张川乌将手中的兔子轻轻放下,抖动着花白胡子,喜滋滋道,“成功了。”

林云舒拿了块抹布浸湿后扔给他,指了指脸上,意思是让他擦脸。

她拿着椅子坐过来,仔细观察这两只大小兔子,小兔子精神躺在台子上一动不动,精神也不太好,但确实是活着的。

这些日子,张川乌将自己关在实验室里,头发大把大把往下掉,各种药材都试了一遍,组合重列。一样样的试,失败成千上万次,才终于配出现在这个对孕妇无副作用的方子。

刚刚在怀孕的兔子身上试过,没有问题。

张川乌:“我打算在孕妇身上试试。”

“你有合适的人选吗?”哪个孕妇肯做这种实验。

张川乌微微一怔。
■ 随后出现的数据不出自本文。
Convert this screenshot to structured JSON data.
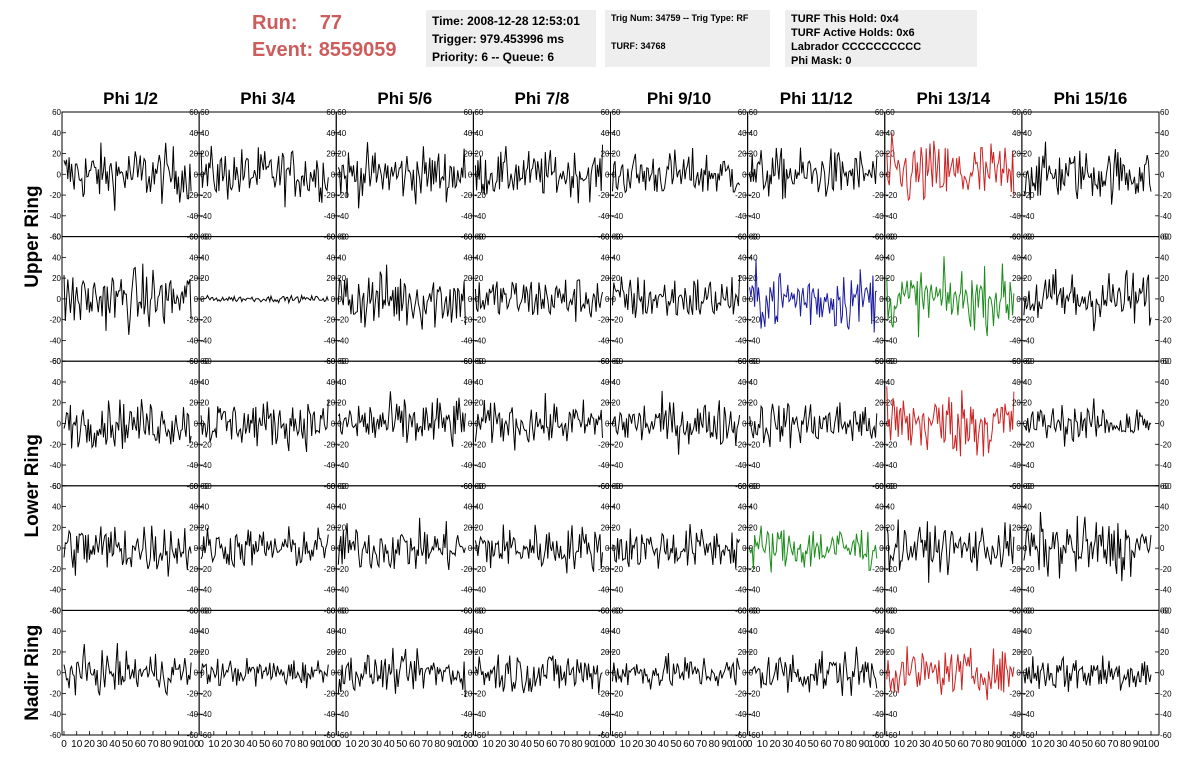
{
  "header": {
    "run_label": "Run:",
    "run_value": "77",
    "event_label": "Event:",
    "event_value": "8559059",
    "time": "Time: 2008-12-28 12:53:01",
    "trigger": "Trigger: 979.453996 ms",
    "priority": "Priority: 6 -- Queue: 6",
    "trig_num": "Trig Num: 34759 -- Trig Type: RF",
    "turf": "TURF: 34768",
    "turf_this_hold": "TURF This Hold: 0x4",
    "turf_active_holds": "TURF Active Holds: 0x6",
    "labrador": "Labrador CCCCCCCCCC",
    "phi_mask": "Phi Mask: 0"
  },
  "chart_data": {
    "type": "line",
    "columns": [
      "Phi 1/2",
      "Phi 3/4",
      "Phi 5/6",
      "Phi 7/8",
      "Phi 9/10",
      "Phi 11/12",
      "Phi 13/14",
      "Phi 15/16"
    ],
    "ring_labels": [
      "Upper Ring",
      "Lower Ring",
      "Nadir Ring"
    ],
    "rows": 5,
    "ylim": [
      -60,
      60
    ],
    "yticks": [
      -60,
      -40,
      -20,
      0,
      20,
      40,
      60
    ],
    "xlim": [
      0,
      100
    ],
    "xticks": [
      0,
      10,
      20,
      30,
      40,
      50,
      60,
      70,
      80,
      90,
      100
    ],
    "colors": {
      "normal": "#000000",
      "red": "#cc2222",
      "blue": "#1a1aa0",
      "green": "#1a8c1a"
    },
    "panel_amplitude": [
      [
        18,
        17,
        17,
        15,
        15,
        16,
        22,
        17
      ],
      [
        20,
        2,
        20,
        15,
        15,
        20,
        19,
        19
      ],
      [
        15,
        15,
        17,
        14,
        15,
        15,
        22,
        12
      ],
      [
        17,
        13,
        15,
        15,
        14,
        15,
        15,
        19
      ],
      [
        13,
        9,
        12,
        14,
        11,
        15,
        14,
        13
      ]
    ],
    "panel_color": [
      [
        "normal",
        "normal",
        "normal",
        "normal",
        "normal",
        "normal",
        "red",
        "normal"
      ],
      [
        "normal",
        "normal",
        "normal",
        "normal",
        "normal",
        "blue",
        "green",
        "normal"
      ],
      [
        "normal",
        "normal",
        "normal",
        "normal",
        "normal",
        "normal",
        "red",
        "normal"
      ],
      [
        "normal",
        "normal",
        "normal",
        "normal",
        "normal",
        "green",
        "normal",
        "normal"
      ],
      [
        "normal",
        "normal",
        "normal",
        "normal",
        "normal",
        "normal",
        "red",
        "normal"
      ]
    ]
  }
}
就算他再怎么信誓旦旦,可这药到底没在孕妇身上用过。孕妇本就虚弱,若是这药对人体有害,那就是一尸两命。

两人无声对视着,张川乌有些急躁,“难道就这样算了?”

这个问题急不得,林云舒转了话题,“若是这药能用。张御医,你打算如何推广它?”

作为太医院的医正,而且还是专门负责圣上的御医,他从来不需要为这个发愁。他的名字就是活招牌。只要他说一句,代表的就是医药界的权威。那些郎中也会趋之若鹜。

只是这药是给孕妇用的。但郎中都是男的。有谁家的媳妇会剥光了给郎中看呢?

张川乌也不是那不通情理的人。事实上在皇宫那种地方,哪怕是他也得学会谨言慎行。

此法想要实施,得要靠医女来完成。

张川乌沉思良久。

林云舒建议,“想要让孕妇来试,情况危急之时,说不定你就有了机会。但前提是咱们得要让圣上同意医女跟着你学习此法。并且还要昭告天下,只有太医院考核成功的医女才能用此法给人接生。否则与杀人罪论处。”
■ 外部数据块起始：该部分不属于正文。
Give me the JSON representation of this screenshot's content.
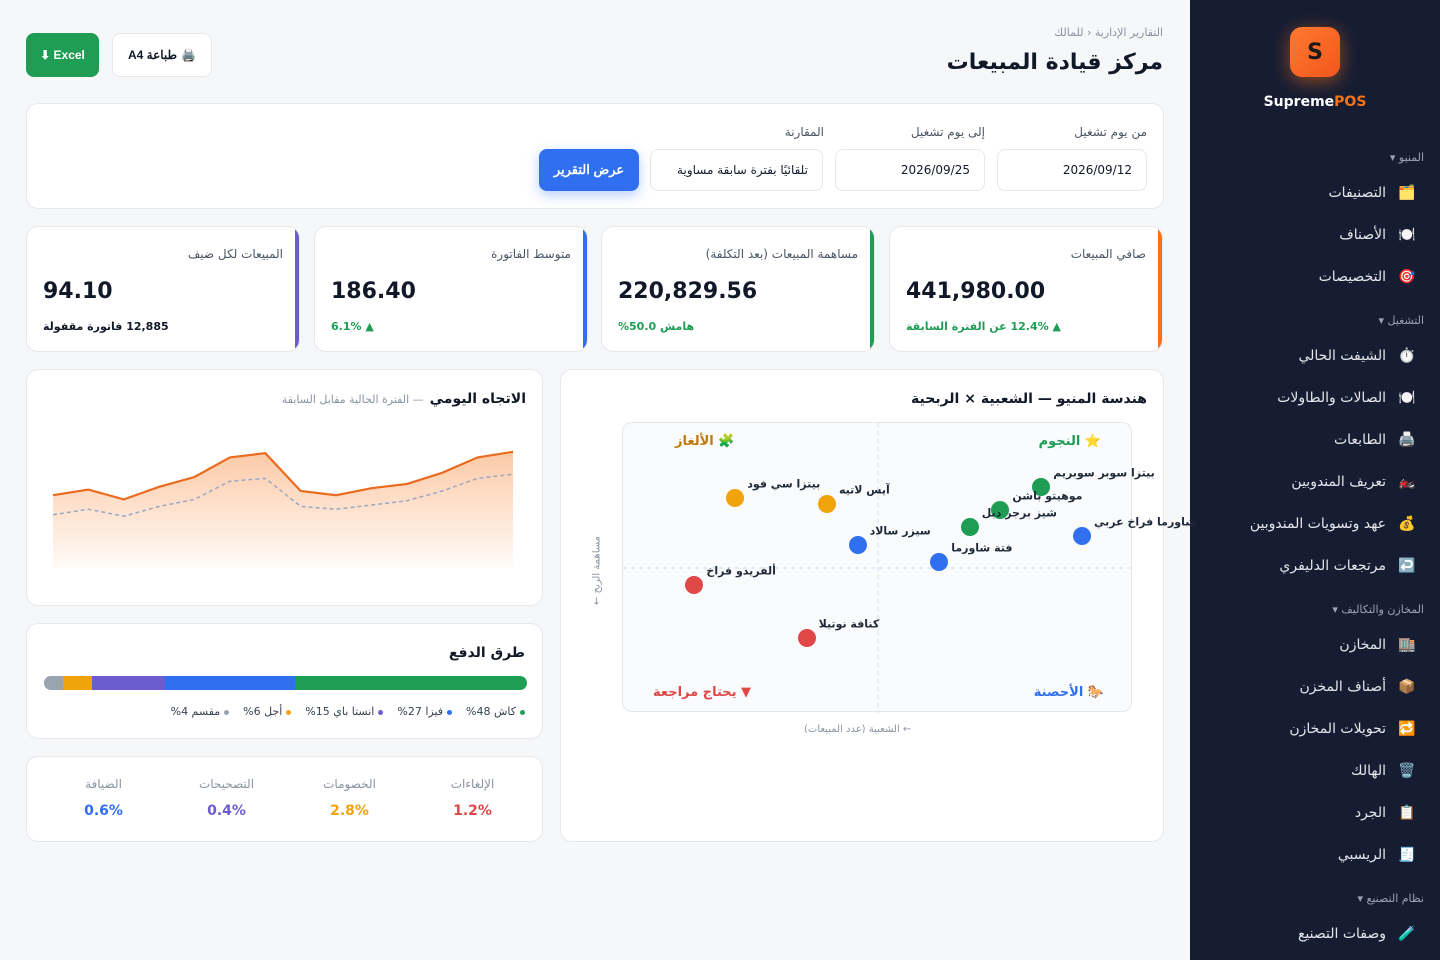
{
  "sidebar": {
    "logo_letter": "S",
    "brand_part1": "Supreme",
    "brand_part2": "POS",
    "sections": [
      {
        "label": "المنيو ▾"
      },
      {
        "label": "التشغيل ▾"
      },
      {
        "label": "المخازن والتكاليف ▾"
      },
      {
        "label": "نظام التصنيع ▾"
      }
    ],
    "items": [
      {
        "label": "التصنيفات",
        "icon": "🗂️"
      },
      {
        "label": "الأصناف",
        "icon": "🍽️"
      },
      {
        "label": "التخصيصات",
        "icon": "🎯"
      },
      {
        "label": "الشيفت الحالي",
        "icon": "⏱️"
      },
      {
        "label": "الصالات والطاولات",
        "icon": "🍽️"
      },
      {
        "label": "الطابعات",
        "icon": "🖨️"
      },
      {
        "label": "تعريف المندوبين",
        "icon": "🏍️"
      },
      {
        "label": "عهد وتسويات المندوبين",
        "icon": "💰"
      },
      {
        "label": "مرتجعات الدليفري",
        "icon": "↩️"
      },
      {
        "label": "المخازن",
        "icon": "🏬"
      },
      {
        "label": "أصناف المخزن",
        "icon": "📦"
      },
      {
        "label": "تحويلات المخازن",
        "icon": "🔁"
      },
      {
        "label": "الهالك",
        "icon": "🗑️"
      },
      {
        "label": "الجرد",
        "icon": "📋"
      },
      {
        "label": "الريسبي",
        "icon": "🧾"
      },
      {
        "label": "وصفات التصنيع",
        "icon": "🧪"
      }
    ]
  },
  "header": {
    "breadcrumb": "التقارير الإدارية ‹ للمالك",
    "title": "مركز قيادة المبيعات",
    "excel_label": "Excel ⬇",
    "print_label": "طباعة A4",
    "print_icon": "🖨️"
  },
  "filter": {
    "from_label": "من يوم تشغيل",
    "from_value": "2026/09/12",
    "to_label": "إلى يوم تشغيل",
    "to_value": "2026/09/25",
    "compare_label": "المقارنة",
    "compare_value": "تلقائيًا بفترة سابقة مساوية",
    "submit_label": "عرض التقرير"
  },
  "kpis": [
    {
      "label": "صافي المبيعات",
      "value": "441,980.00",
      "sub": "▲ 12.4% عن الفترة السابقة",
      "color": "#f97316",
      "sub_color": "#1f9d55"
    },
    {
      "label": "مساهمة المبيعات (بعد التكلفة)",
      "value": "220,829.56",
      "sub": "هامش 50.0%",
      "color": "#1f9d55",
      "sub_color": "#1f9d55"
    },
    {
      "label": "متوسط الفاتورة",
      "value": "186.40",
      "sub": "▲ 6.1%",
      "color": "#2f6ff0",
      "sub_color": "#1f9d55"
    },
    {
      "label": "المبيعات لكل ضيف",
      "value": "94.10",
      "sub": "12,885 فاتورة مقفولة",
      "color": "#6d5bd0",
      "sub_color": "#111827"
    }
  ],
  "trend": {
    "title": "الاتجاه اليومي",
    "subtitle": "— الفترة الحالية مقابل السابقة",
    "chart_data": {
      "type": "area",
      "series": [
        {
          "values": [
            52,
            56,
            49,
            58,
            65,
            79,
            82,
            55,
            52,
            57,
            60,
            68,
            79,
            83
          ]
        },
        {
          "values": [
            38,
            42,
            37,
            44,
            49,
            62,
            64,
            44,
            42,
            45,
            48,
            55,
            64,
            67
          ]
        }
      ],
      "ylim": [
        0,
        100
      ]
    }
  },
  "payments": {
    "title": "طرق الدفع",
    "chart_data": {
      "type": "bar",
      "categories": [
        "كاش",
        "فيزا",
        "انستا باي",
        "أجل",
        "مقسم"
      ],
      "values": [
        48,
        27,
        15,
        6,
        4
      ]
    },
    "colors": [
      "#1f9d55",
      "#2f6ff0",
      "#6d5bd0",
      "#f0a30a",
      "#9aa3b0"
    ],
    "legend": [
      "كاش 48%",
      "فيزا 27%",
      "انستا باي 15%",
      "أجل 6%",
      "مقسم 4%"
    ]
  },
  "stats": [
    {
      "label": "الإلغاءات",
      "value": "1.2%",
      "color": "#e04848"
    },
    {
      "label": "الخصومات",
      "value": "2.8%",
      "color": "#f0a30a"
    },
    {
      "label": "التصحيحات",
      "value": "0.4%",
      "color": "#6d5bd0"
    },
    {
      "label": "الضيافة",
      "value": "0.6%",
      "color": "#2f6ff0"
    }
  ],
  "matrix": {
    "title": "هندسة المنيو — الشعبية × الربحية",
    "y_axis": "مساهمة الربح ←",
    "x_axis": "← الشعبية (عدد المبيعات)",
    "quadrants": {
      "stars": "⭐ النجوم",
      "puzzles": "🧩 الألغاز",
      "horses": "🐎 الأحصنة",
      "review": "▼ يحتاج مراجعة"
    },
    "chart_data": {
      "type": "scatter",
      "points": [
        {
          "name": "بيتزا سوبر سوبريم",
          "x": 82,
          "y": 78,
          "color": "#1f9d55"
        },
        {
          "name": "موهيتو باشن",
          "x": 74,
          "y": 70,
          "color": "#1f9d55"
        },
        {
          "name": "شيز برجر دبل",
          "x": 68,
          "y": 64,
          "color": "#1f9d55"
        },
        {
          "name": "شاورما فراخ عربي",
          "x": 90,
          "y": 61,
          "color": "#2f6ff0"
        },
        {
          "name": "فتة شاورما",
          "x": 62,
          "y": 52,
          "color": "#2f6ff0"
        },
        {
          "name": "سيزر سالاد",
          "x": 46,
          "y": 58,
          "color": "#2f6ff0"
        },
        {
          "name": "آيس لاتيه",
          "x": 40,
          "y": 72,
          "color": "#f0a30a"
        },
        {
          "name": "بيتزا سي فود",
          "x": 22,
          "y": 74,
          "color": "#f0a30a"
        },
        {
          "name": "ألفريدو فراخ",
          "x": 14,
          "y": 44,
          "color": "#e04848"
        },
        {
          "name": "كنافة نوتيلا",
          "x": 36,
          "y": 26,
          "color": "#e04848"
        }
      ]
    }
  }
}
这是张川乌第二次用异样的目光打量林云舒。她说起这些话的时候,眼底闪着光,那是一种深思熟虑后才做出的决定,安排得有条不紊。

林云舒因为跟张川乌是同行,所以对张川乌一直很敬重,尤其他这把年纪,为了配出更高一级的麻沸散,废寝忘食四个月。这种钻研科学的精神让她折服。林云舒不想他出事,“想要名垂青史就要考虑后果。任何新医术刚创建之时都要承受守旧派的骂名。我不希望你这样的神医因此事遭受攻击。”
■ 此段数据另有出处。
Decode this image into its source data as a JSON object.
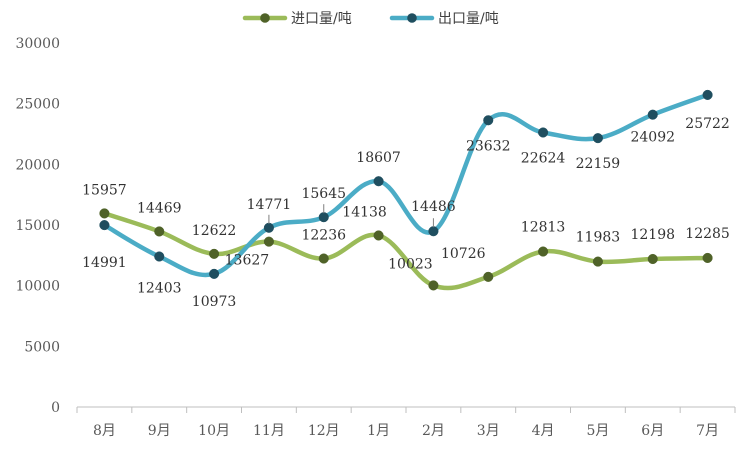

张川乌轻轻摆手,“你这丫头。想得可真深远啊。我是圣上的御医,本来就七十多岁。也没多少年好活了。就算让我现在去死,我也活够本了。”他站起来,围着台子转了几圈,“不过你顾虑得也对。我一身所学得尽数传给弟子,方能闭眼。可我收了三个徒弟,性子一个比一个怯懦。他们守成尚可,可让他们将我的医术发扬光大,却是不能了。我们张家御医这个招牌迟早会断送在他们手上。”

一大把年纪还被人叫丫头,林云舒脸皮抽了抽,她压住心底的那底不自在,笑着安慰他,“在皇宫那种地方,明哲保身也未少不是一件好事。”

出头筛子最容易丧命。

“是啊。御医这个名头固然好,但犹如在刀尖上行走。危险得很。”他视线落到林云舒身上,虽然这丫头没什么基础,但她脑子灵活,又如此好学,若是收她为弟子举许在不久的将来,月国能出一位女神医。他蛊惑般开口,“丫头,你有没有兴趣拜我为师?”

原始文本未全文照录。